1. défis liés à l’intégrité dans le cadre des marchés publics ;
2. responsabilisation, contrôle et surveillance en lien avec les programmes de relance économique ;
3. risques accrus d’atteintes à l’intégrité dans les organisations publiques.
1. Défis liés à l’intégrité dans le cadre des marchés publics
Fraude, corruption, gonflement des prix et gestion des fournisseurs
En ce qui concerne les marchés publics, la crise du COVID-19 pose principalement trois problèmes pour l’intégrité. Premièrement, les pouvoirs publics achètent d’importantes quantités de biens et de services (équipements hospitaliers, respirateurs, désinfectants pour les mains, masques faciaux, services médicaux, etc.) pour pourvoir aux besoins immédiats du secteur de la santé et des populations touchées. S’agissant de ce premier défi, bon nombre de gouvernements des pays de l’OCDE renforcent leurs procédures de passation de commandes publiques urgentes ou en adoptent de nouvelles ; ces procédures contiennent des dispositions autorisant ou définissant les procédures spéciales à suivre en cas d’urgence. Ces dispositions permettent aux États de se procurer des produits de première nécessité directement auprès d’une liste de fournisseurs agréés ou par leur intermédiaire, sans avoir à suivre les procédures de passation habituelles, qui sont longues. Cette façon de procéder peut accroître les risques d’atteinte à l’intégrité, avec l’achat de services et de biens non conformes aux critères de qualité ou acquis par des moyens corrompus. Bien qu’ils soient inhérents à la passation de marchés publics1, les risques de fraude et de corruption sont élevés en ce qui concerne les procédures d’urgence. Les crises sanitaires et humanitaires passées comme l’ouragan Katrina en 2005 ou l’épidémie d’Ébola en 2014‑16 ont montré que ces procédures pouvaient être détournées aux dépens de ceux qui ont le plus besoin des biens et des services achetés (Schultz et Søreide, 2008[9] ; Cray, 2005[10] ; Kupperman Thorp, 2020[11]). En l’absence de mesure appropriée de protection de l’intégrité et de la transparence,, les procédures de passation en urgence se prêtent aux abus.
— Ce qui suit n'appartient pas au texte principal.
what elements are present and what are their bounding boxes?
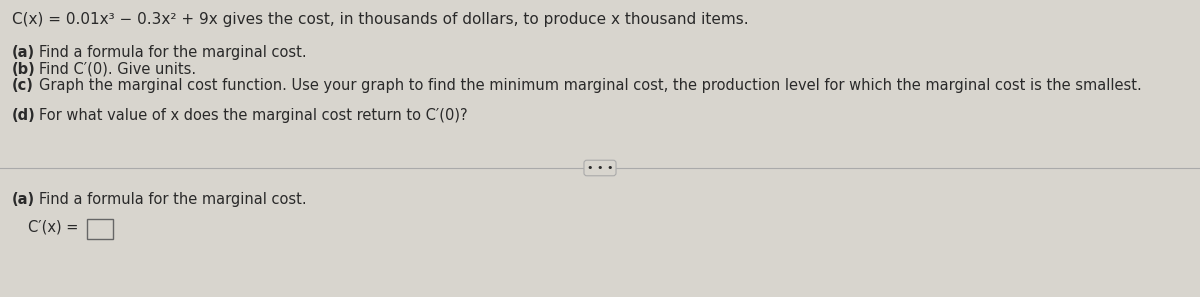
Text: Graph the marginal cost function. Use your graph to find the minimum marginal co: Graph the marginal cost function. Use yo… <box>38 78 1141 93</box>
Text: (a): (a) <box>12 45 35 60</box>
Text: Find C′(0). Give units.: Find C′(0). Give units. <box>38 62 196 77</box>
Text: • • •: • • • <box>587 163 613 173</box>
Text: Find a formula for the marginal cost.: Find a formula for the marginal cost. <box>38 45 307 60</box>
FancyBboxPatch shape <box>88 219 113 239</box>
Text: (c): (c) <box>12 78 34 93</box>
Text: C(x) = 0.01x³ − 0.3x² + 9x gives the cost, in thousands of dollars, to produce x: C(x) = 0.01x³ − 0.3x² + 9x gives the cos… <box>12 12 749 27</box>
Text: For what value of x does the marginal cost return to C′(0)?: For what value of x does the marginal co… <box>38 108 468 123</box>
Text: (d): (d) <box>12 108 36 123</box>
Text: C′(x) =: C′(x) = <box>28 220 78 235</box>
Text: (a): (a) <box>12 192 35 207</box>
Text: (b): (b) <box>12 62 36 77</box>
Text: Find a formula for the marginal cost.: Find a formula for the marginal cost. <box>38 192 307 207</box>
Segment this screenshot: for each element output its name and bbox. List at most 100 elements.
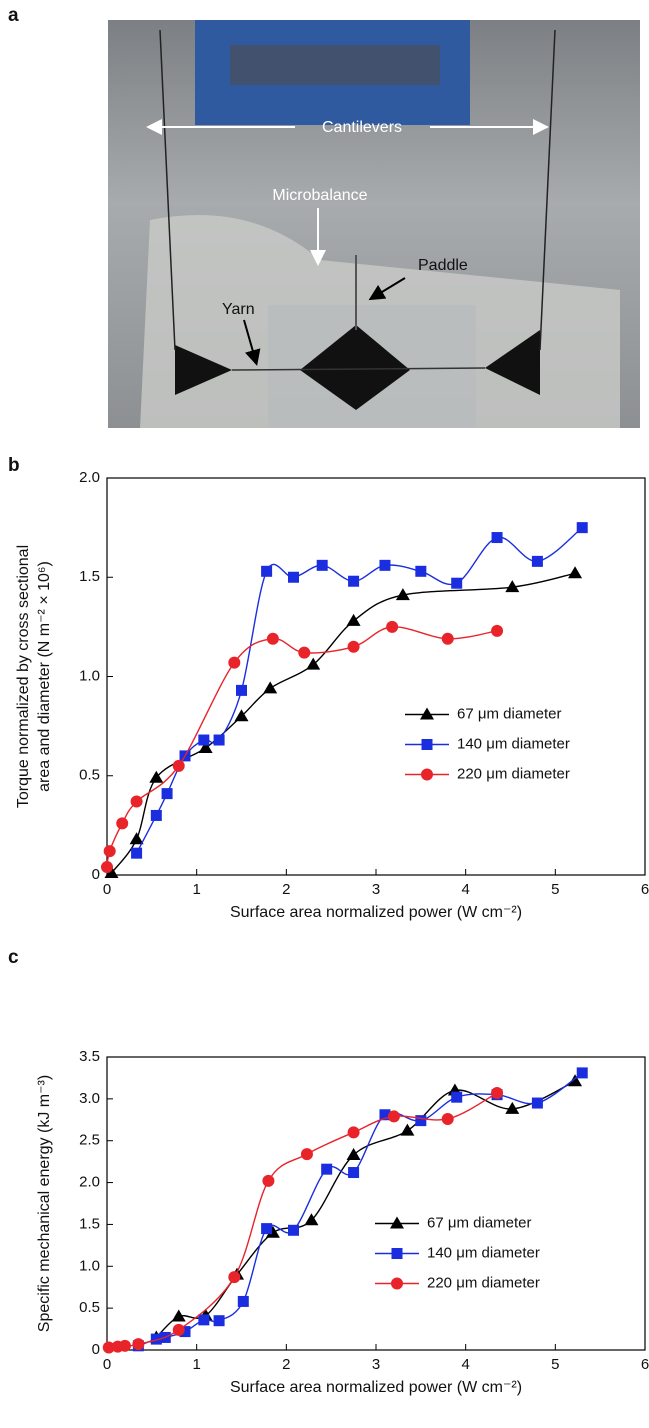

La crise du COVID-19 amène à une deuxième réflexion concernant l’intégrité : l’impréparation de nombreux pays de l’OCDE en termes de constitution de stocks s’est traduite par une intensification de la concurrence mondiale pour l’acquisition des biens et services de première nécessité. Dans cette situation, les mécanismes et le pouvoir de négociation des secteurs public et privé sont inversés. Des milliers de pouvoirs adjudicateurs et d’institutions privées écument le marché à la recherche de produits qui ne sont commercialisés que par un petit nombre de fournisseurs, dont la production est de surcroît soit suspendue soit fortement freinée par les mesures de confinement. Ceci exacerbe la concurrence entre les organismes publics et débouche sur des pratiques désordonnées dessinant un « marché extrêmement chaotique » (Tanfani et Horwitz, 2020[12]). De plus, un grand nombre de pays réduisent leurs exportations pour satisfaire leur demande intérieure, réduisant d’autant l’offre de produits à l’échelle mondiale. En raison des positions dominantes sur le marché, de nombreuses transactions ne sont pas comptabilisées et les prix sont extrêmement volatils, avec des fournisseurs réclamant souvent des avances considérables (Folliot Lalliot, 2020[13]). Cela pourrait contribuer à un changement de paradigme dans les systèmes de corruption, les acheteurs risquant à présent de corrompre les vendeurs pour obtenir des biens et des services essentiels, à l’inverse de ce qui se produit normalement. Ce risque pourrait en outre se diffuser dans toute la chaîne d’approvisionnement, car bon nombre des fournitures nécessaires dépendent de matières premières rares.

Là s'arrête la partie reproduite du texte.